# Migrate to Ireland



## tbhangale (Jun 23, 2017)

Hello ,
I am from India and I was seeking for the information on Migration to Ireland.
What is the scope for SOFTWARE TESTING in Ireland job market? 
Also , as far as I know one should get a job with the Irish employer and then proceed for work permit or employment permit. What is the exact process for this? Also does Ireland offer Permanent Residency or Citizenship after few years of stay there?
Your help will be really appreciated


----------



## Bevdeforges (Nov 16, 2007)

In very general terms, in most of the EU you need to first find a job and then the employer-to-be will arrange for you to get work authorization, which is necessary for you to obtain a visa. Needless to say, finding a job "at distance" will be tricky, and it could help if you were able to plan for at least one or two visits to Ireland (at your own expense) for general information gathering and to make yourself available for face to face interviews, as necessary.
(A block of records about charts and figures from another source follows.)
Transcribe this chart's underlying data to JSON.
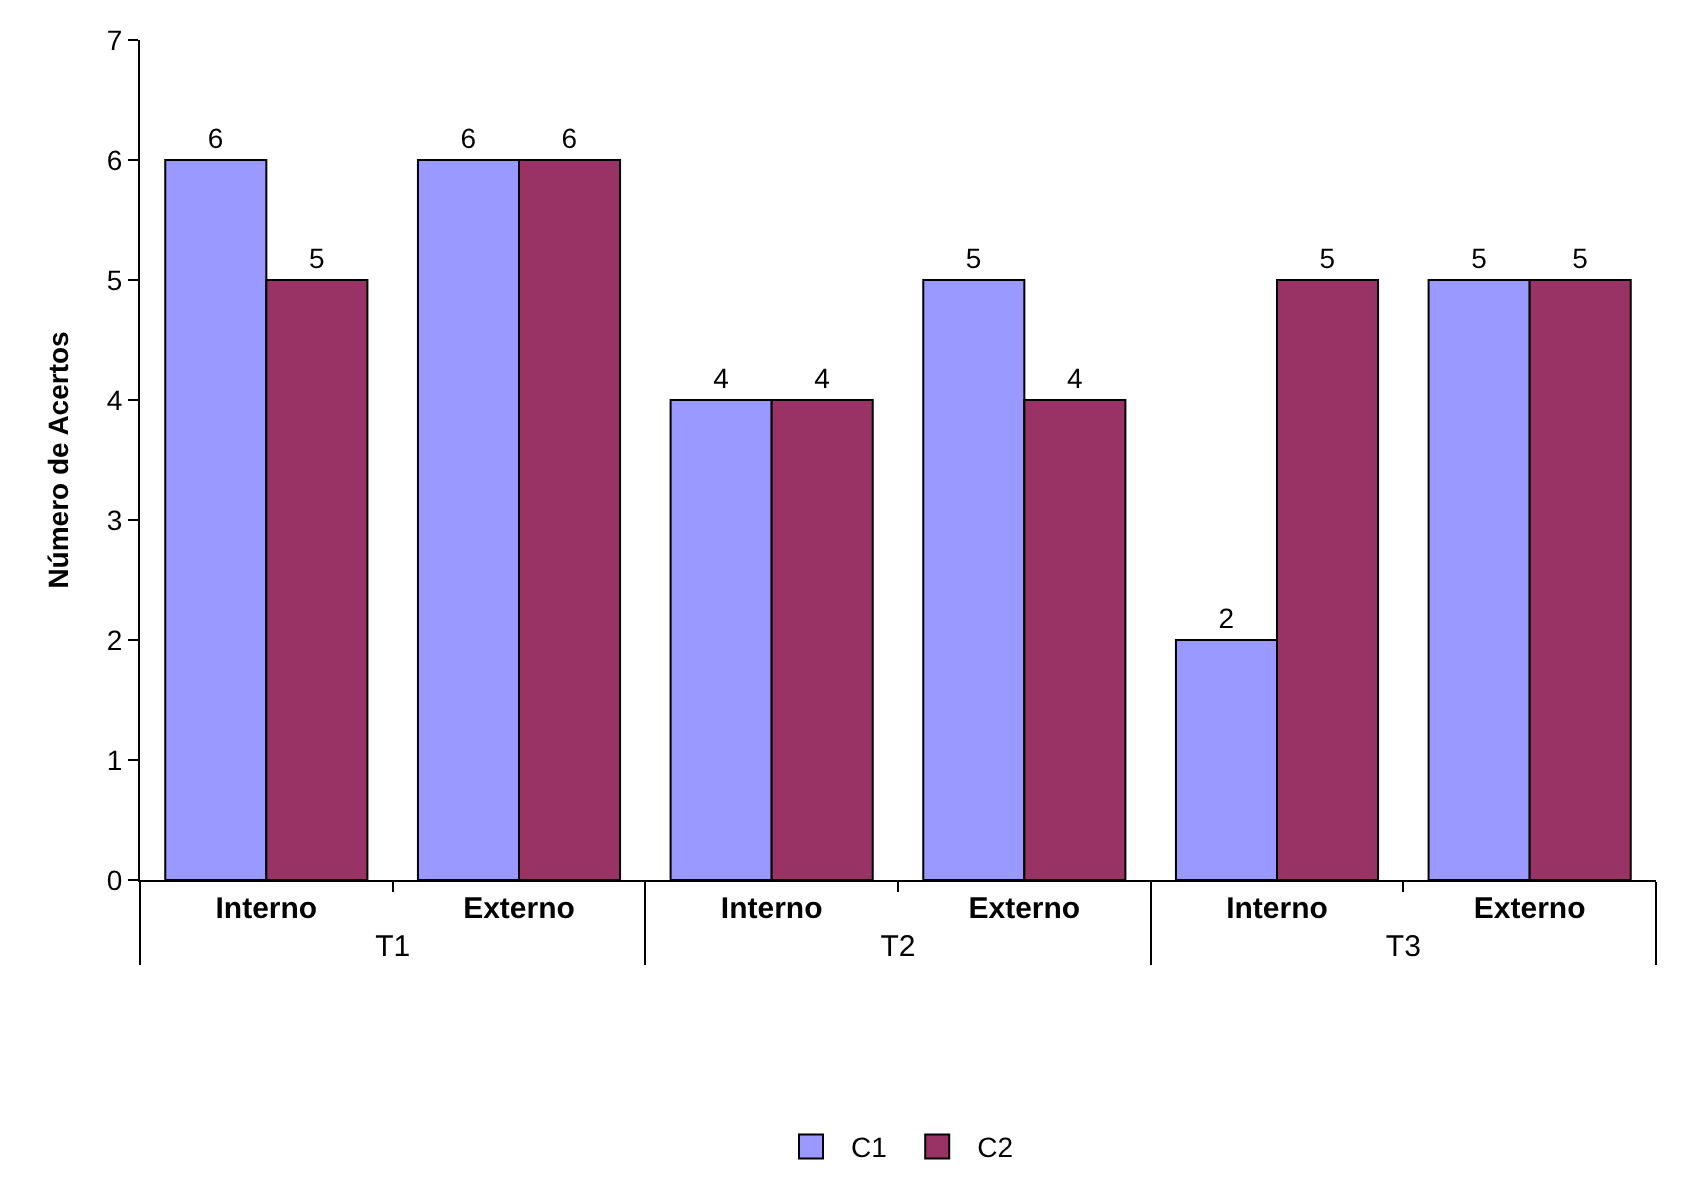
{
  "chart_data": {
    "type": "bar",
    "ylabel": "Número de Acertos",
    "categories": [
      "Interno",
      "Externo",
      "Interno",
      "Externo",
      "Interno",
      "Externo"
    ],
    "annotations": [
      "T1",
      "T2",
      "T3"
    ],
    "series": [
      {
        "name": "C1",
        "color": "#9999ff",
        "values": [
          6,
          6,
          4,
          5,
          2,
          5
        ]
      },
      {
        "name": "C2",
        "color": "#993366",
        "values": [
          5,
          6,
          4,
          4,
          5,
          5
        ]
      }
    ],
    "ylim": [
      0,
      7
    ],
    "yticks": [
      0,
      1,
      2,
      3,
      4,
      5,
      6,
      7
    ],
    "grid": false,
    "legend": "bottom",
    "data_labels": true
  }
}
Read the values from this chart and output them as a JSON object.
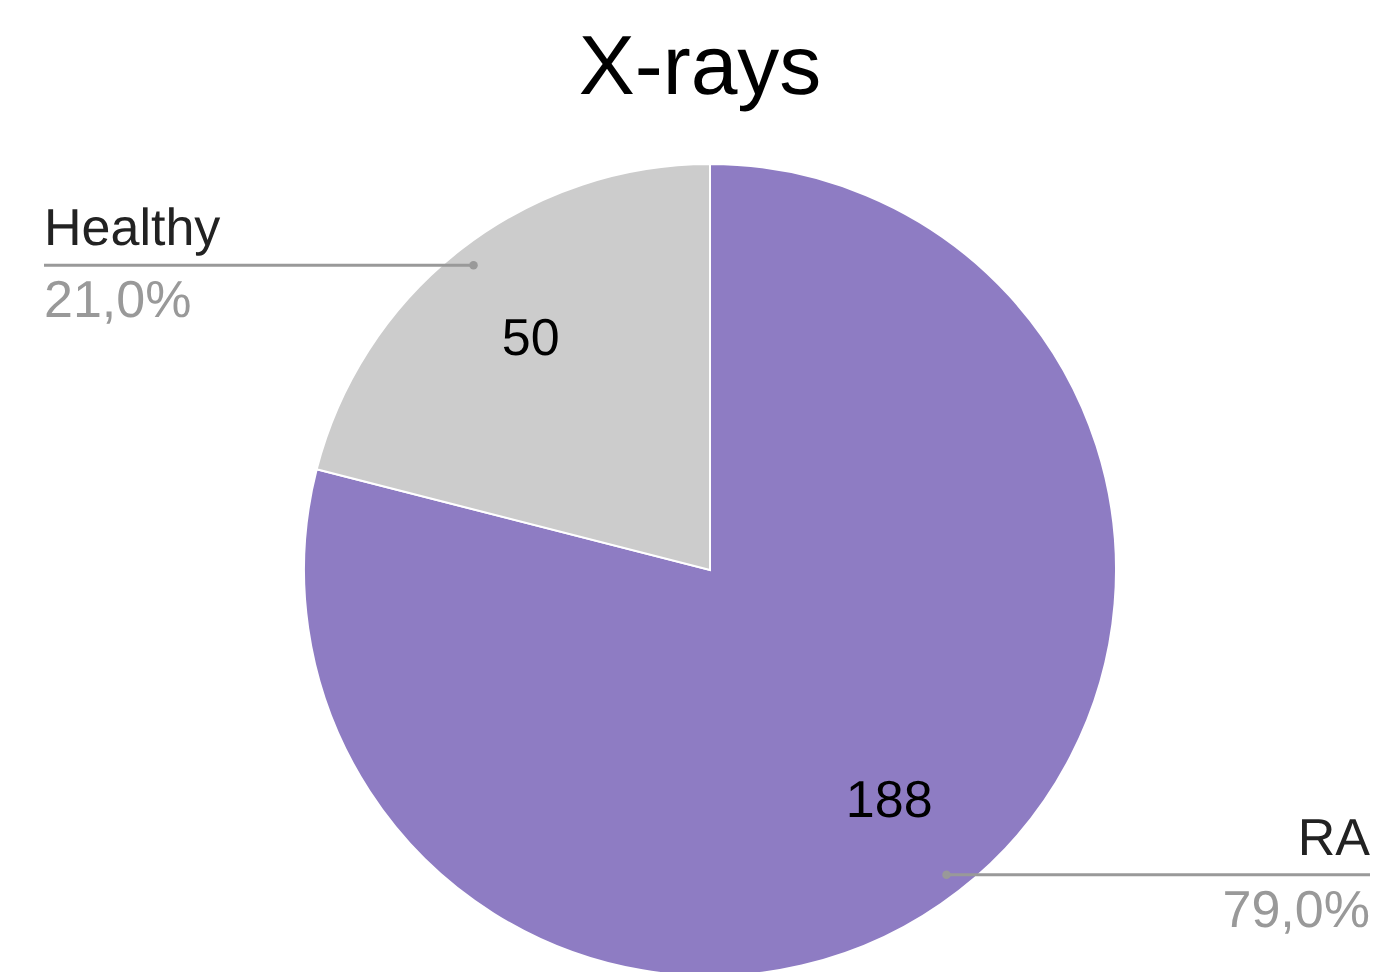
{
  "chart_data": {
    "type": "pie",
    "title": "X-rays",
    "categories": [
      "RA",
      "Healthy"
    ],
    "values": [
      188,
      50
    ],
    "colors": [
      "#8e7cc3",
      "#cccccc"
    ],
    "data_labels": true,
    "annotations": [
      "79,0%",
      "21,0%"
    ]
  }
}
This site gives you a few more details: Residence rights of non-EEA nationals
Cheers,
Bev


----------



## tbhangale (Jun 23, 2017)

Cool Thanks .
I will take a look at this.



Bevdeforges said:


> In very general terms, in most of the EU you need to first find a job and then the employer-to-be will arrange for you to get work authorization, which is necessary for you to obtain a visa. Needless to say, finding a job "at distance" will be tricky, and it could help if you were able to plan for at least one or two visits to Ireland (at your own expense) for general information gathering and to make yourself available for face to face interviews, as necessary.
> 
> This site gives you a few more details: Residence rights of non-EEA nationals
> Cheers,
> Bev


----------